Was ist eine Patenschaft beim
„Sehpferdchen – Filmfest für die Generationen?“

Patenschaften sind ein zentrales Angebot des Bereiches „Sehpferdchen aktiv“, der von der Medienpädagogin Adele Mecklenborg geleitet wird. Teilnehmen können Grundschulklassen.

Etwa sechs bis acht Wochen vor dem eigentlichen Filmfest können sich die Klassen einen Kinderfilm aus dem Hauptprogramm aussuchen, um sich intensiv mit ihm zu beschäftigen. Im ersten Schritt wird der Film gemeinsam in der Schule gesichtet. Die Kinder beraten dann, was ihnen besonders gefällt oder auch, was noch im Verständnis geklärt werden muss. Als nächstes wird eine Idee entwickelt, wie ein eigener Videofilm aus dieser Anregung entstehen kann. Es kann eine Episode oder der Schluss des gesehenen Filmes weitergesponnen werden. Häufig wird das Hauptthema des Filmes aufgegriffen und mit einer eigenen Geschichte oder in der Art eines Magazins dargestellt. Es können also Erzähl- oder Dokumentarformen entstehen, durchaus auch als Trickfilme.

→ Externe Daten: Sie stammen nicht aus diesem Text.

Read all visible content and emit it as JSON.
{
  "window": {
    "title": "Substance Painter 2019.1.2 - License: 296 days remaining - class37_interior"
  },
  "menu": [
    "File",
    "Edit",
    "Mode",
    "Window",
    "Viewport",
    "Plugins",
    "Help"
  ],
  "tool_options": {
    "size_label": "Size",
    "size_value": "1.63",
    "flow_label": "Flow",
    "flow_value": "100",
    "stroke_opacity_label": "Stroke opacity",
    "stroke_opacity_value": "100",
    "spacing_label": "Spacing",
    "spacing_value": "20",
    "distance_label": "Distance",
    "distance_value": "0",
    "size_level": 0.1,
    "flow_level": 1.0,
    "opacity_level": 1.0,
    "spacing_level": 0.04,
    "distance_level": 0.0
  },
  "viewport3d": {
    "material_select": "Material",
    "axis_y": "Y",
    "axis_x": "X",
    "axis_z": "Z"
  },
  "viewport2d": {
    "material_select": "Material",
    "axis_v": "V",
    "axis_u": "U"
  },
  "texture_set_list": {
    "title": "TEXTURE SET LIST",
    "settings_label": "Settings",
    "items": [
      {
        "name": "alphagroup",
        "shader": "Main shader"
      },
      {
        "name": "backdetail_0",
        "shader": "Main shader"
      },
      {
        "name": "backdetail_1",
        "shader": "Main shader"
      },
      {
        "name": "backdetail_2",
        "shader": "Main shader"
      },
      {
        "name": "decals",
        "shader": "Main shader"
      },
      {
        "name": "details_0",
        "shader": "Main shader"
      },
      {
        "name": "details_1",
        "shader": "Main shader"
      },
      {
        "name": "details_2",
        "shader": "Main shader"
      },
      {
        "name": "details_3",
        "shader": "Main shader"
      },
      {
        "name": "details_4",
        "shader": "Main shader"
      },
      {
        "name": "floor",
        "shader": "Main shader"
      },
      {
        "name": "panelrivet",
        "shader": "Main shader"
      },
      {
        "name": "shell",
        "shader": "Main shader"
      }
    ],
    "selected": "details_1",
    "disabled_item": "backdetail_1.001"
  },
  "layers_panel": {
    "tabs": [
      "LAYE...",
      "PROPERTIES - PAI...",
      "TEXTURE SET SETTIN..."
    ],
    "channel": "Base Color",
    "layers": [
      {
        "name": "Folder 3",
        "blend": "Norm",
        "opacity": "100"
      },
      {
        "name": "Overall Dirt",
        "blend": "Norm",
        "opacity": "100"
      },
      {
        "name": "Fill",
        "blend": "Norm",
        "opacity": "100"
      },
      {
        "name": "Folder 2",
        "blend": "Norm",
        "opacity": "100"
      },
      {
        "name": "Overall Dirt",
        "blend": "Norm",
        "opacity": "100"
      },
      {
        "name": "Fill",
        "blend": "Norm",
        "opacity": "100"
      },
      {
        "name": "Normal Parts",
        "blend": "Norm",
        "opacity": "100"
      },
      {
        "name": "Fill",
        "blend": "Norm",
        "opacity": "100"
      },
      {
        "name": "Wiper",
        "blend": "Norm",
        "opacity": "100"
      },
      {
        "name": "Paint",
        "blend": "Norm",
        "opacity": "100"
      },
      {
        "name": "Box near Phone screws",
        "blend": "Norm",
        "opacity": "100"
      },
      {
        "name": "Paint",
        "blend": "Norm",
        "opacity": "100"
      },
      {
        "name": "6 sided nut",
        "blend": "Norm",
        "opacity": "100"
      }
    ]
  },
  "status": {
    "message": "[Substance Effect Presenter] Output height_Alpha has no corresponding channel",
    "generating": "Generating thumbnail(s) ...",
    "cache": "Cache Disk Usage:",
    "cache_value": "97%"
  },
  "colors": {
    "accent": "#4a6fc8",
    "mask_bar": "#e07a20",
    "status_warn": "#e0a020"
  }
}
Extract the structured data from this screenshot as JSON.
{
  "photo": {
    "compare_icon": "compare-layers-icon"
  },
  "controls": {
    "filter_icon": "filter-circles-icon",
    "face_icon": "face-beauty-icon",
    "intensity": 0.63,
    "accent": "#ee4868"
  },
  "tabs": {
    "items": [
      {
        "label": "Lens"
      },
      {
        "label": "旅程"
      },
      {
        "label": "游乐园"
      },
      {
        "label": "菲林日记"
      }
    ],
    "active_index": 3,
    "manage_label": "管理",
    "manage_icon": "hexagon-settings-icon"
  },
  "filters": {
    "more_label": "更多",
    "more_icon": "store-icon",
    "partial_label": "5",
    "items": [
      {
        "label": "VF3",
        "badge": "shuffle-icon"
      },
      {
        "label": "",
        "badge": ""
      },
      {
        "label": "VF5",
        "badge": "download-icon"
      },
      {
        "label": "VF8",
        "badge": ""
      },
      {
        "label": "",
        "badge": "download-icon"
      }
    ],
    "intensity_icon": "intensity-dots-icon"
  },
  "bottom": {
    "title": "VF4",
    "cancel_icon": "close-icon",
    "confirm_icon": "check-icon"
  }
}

Nach technischen und gestalterischen Anleitungen wird der Film vollständig von den Kindern selbst produziert. Sie sind Darsteller, Aufnahmeteam und machen den Schnitt und die Vertonung. Für den gesamten Prozess werden etwa 12 bis 16 Unterrichtsstunden benötigt.

Jeder so entstandene Patenfilm hat seine Premiere im Kino als Vorfilm zum Hauptfilm, von dem er angeregt wurde und zu dem er Stellung nimmt. Im Kino sind die Klassen als Gäste dabei. Sie werden dem Publikum vorgestellt, zur Entstehung ihres Werkes befragt und mit Urkunden und einer Sehpferdchen-Figur gewürdigt.

Im Rahmen des Filmfestes wird der Vorfilm bei jeder weiteren Vorstellung des Hauptfilms gezeigt. Im sogenannten Familienprogramm um 18 Uhr haben auch Eltern und Freunde Gelegenheit, die Filme zu sehen.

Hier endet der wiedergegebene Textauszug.